Brazil’s transportation minister made the case on Thursday that the South American country’s projected growth will make roads, railroads and airports attractive opportunities for foreign investors.
At the Invest in Brasil conference in New York, an event organised by the Brazilian-American Chamber of Commerce, Mauricio Quintella, Brazil’s minister of transportation, ports and civil aviation cited an optimistic economic outlook and a new federal programme that encourages public-private partnerships as reasons the country’s infrastructure market is set for a boom.
He highlighted the Investment Partnerships Programme (PPI), which was launched in 2016, in the wake of the Electrobras scandal, to increase private investments in Brazil’s infrastructure and improve transparency around how project contracts are awarded. The programme identified 145 priority projects, 56 of which had been auctioned or renewed as of last November.

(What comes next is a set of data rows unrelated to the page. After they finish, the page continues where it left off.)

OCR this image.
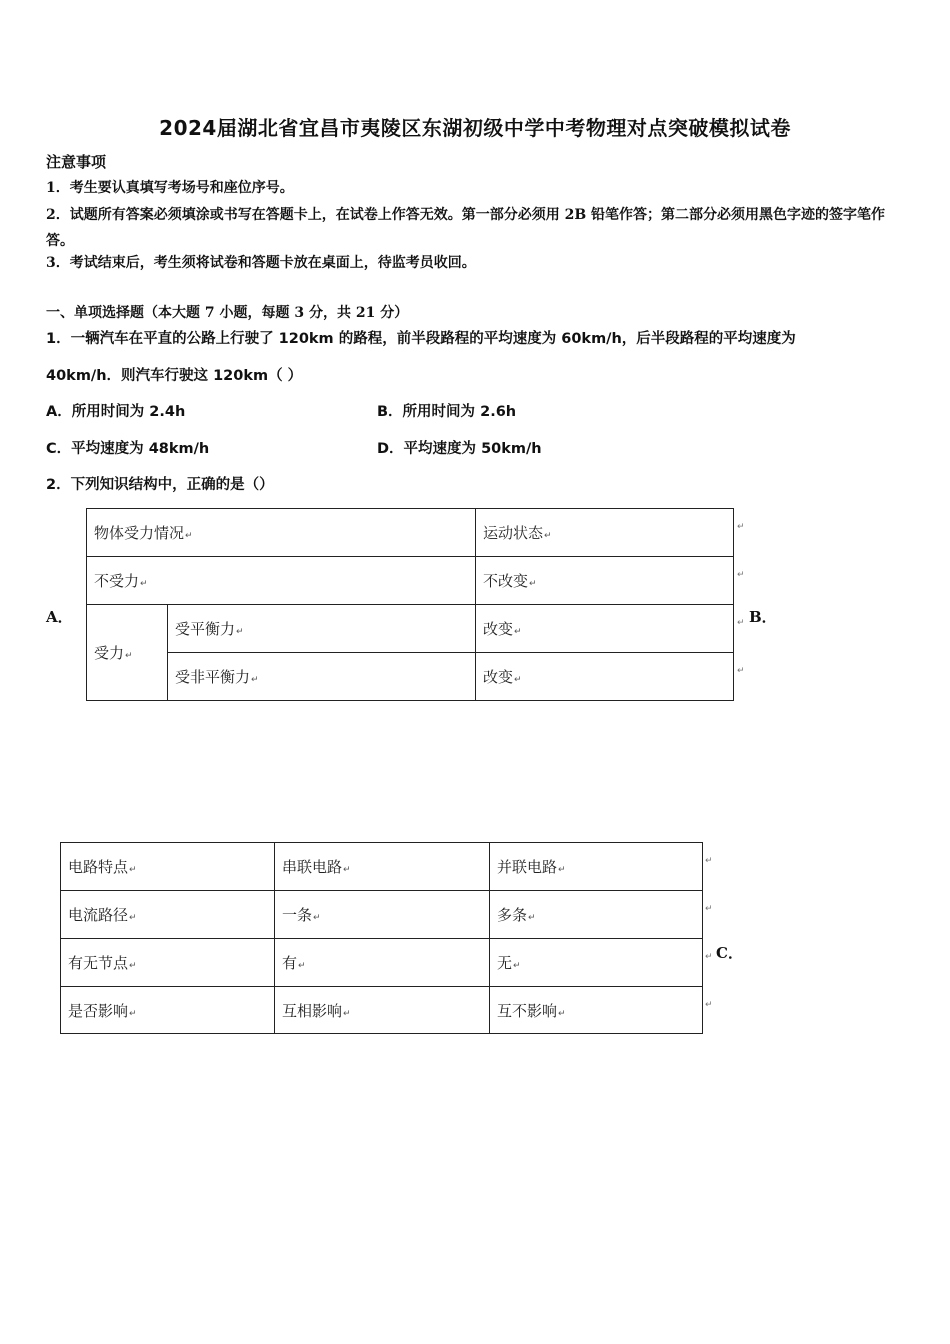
2024届湖北省宜昌市夷陵区东湖初级中学中考物理对点突破模拟试卷
注意事项
1．考生要认真填写考场号和座位序号。
2．试题所有答案必须填涂或书写在答题卡上，在试卷上作答无效。第一部分必须用 2B 铅笔作答；第二部分必须用黑色字迹的签字笔作答。
3．考试结束后，考生须将试卷和答题卡放在桌面上，待监考员收回。
一、单项选择题（本大题 7 小题，每题 3 分，共 21 分）
1．一辆汽车在平直的公路上行驶了 120km 的路程，前半段路程的平均速度为 60km/h，后半段路程的平均速度为
40km/h．则汽车行驶这 120km（ ）
A．所用时间为 2.4h	B．所用时间为 2.6h
C．平均速度为 48km/h	D．平均速度为 50km/h
2．下列知识结构中，正确的是（）
A．
物体受力情况↵		运动状态↵
不受力↵		不改变↵
受力↵	受平衡力↵	改变↵
	受非平衡力↵	改变↵
B．
电路特点↵	串联电路↵	并联电路↵
电流路径↵	一条↵	多条↵
有无节点↵	有↵	无↵
是否影响↵	互相影响↵	互不影响↵
C．
↵
↵
↵
↵
↵
↵
↵
↵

Quintella acknowledged Brazil “has historically invested very little in infrastructure” which has created “bottlenecks in the outflow of exports and the movement of people”. He said Brazil has invested only two percent of the country’s GDP over the past two decades, compared with five percent for neighbouring Latin American countries and seven percent for fellow partners in the BRICS trading bloc.

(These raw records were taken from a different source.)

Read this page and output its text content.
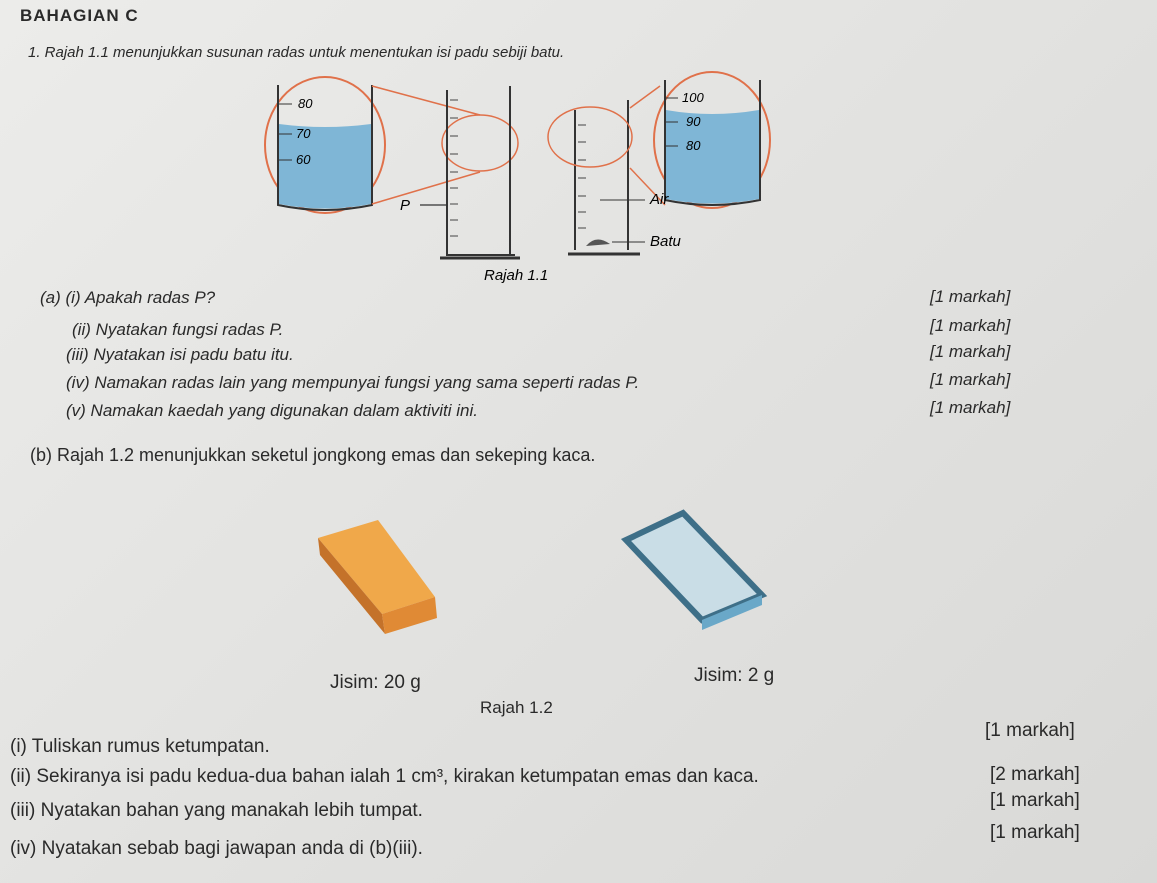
BAHAGIAN C
1. Rajah 1.1 menunjukkan susunan radas untuk menentukan isi padu sebiji batu.
80
70
60
100
90
80
P	Air
Batu
Rajah 1.1
(a) (i) Apakah radas P?	[1 markah]
(ii) Nyatakan fungsi radas P.	[1 markah]
(iii) Nyatakan isi padu batu itu.	[1 markah]
(iv) Namakan radas lain yang mempunyai fungsi yang sama seperti radas P.	[1 markah]
(v) Namakan kaedah yang digunakan dalam aktiviti ini.	[1 markah]
(b) Rajah 1.2 menunjukkan seketul jongkong emas dan sekeping kaca.
Jisim: 20 g	Jisim: 2 g
Rajah 1.2
(i) Tuliskan rumus ketumpatan.
[1 markah]
(ii) Sekiranya isi padu kedua-dua bahan ialah 1 cm³, kirakan ketumpatan emas dan kaca.	[2 markah]
(iii) Nyatakan bahan yang manakah lebih tumpat.	[1 markah]
(iv) Nyatakan sebab bagi jawapan anda di (b)(iii).
[1 markah]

But the country is seeking to turn that around with the PPI initiative. Brazil’s infrastructure opportunity is linked to trade, Quintella said, adding that investing in the railroad sector is the “greatest priority for Brazil today”. Increasing the efficiency of moving goods to and from ports is key to supporting growth in other industries such as agriculture, he commented.
Airports are another sector poised to take advantage of Brazil’s economic growth, Quintella said. Six airports in the country’s northeast will be up for concession auctions by the end of this year, and Brazil recently approved an Open Skies agreement with the US that will allow more flights and airline competition.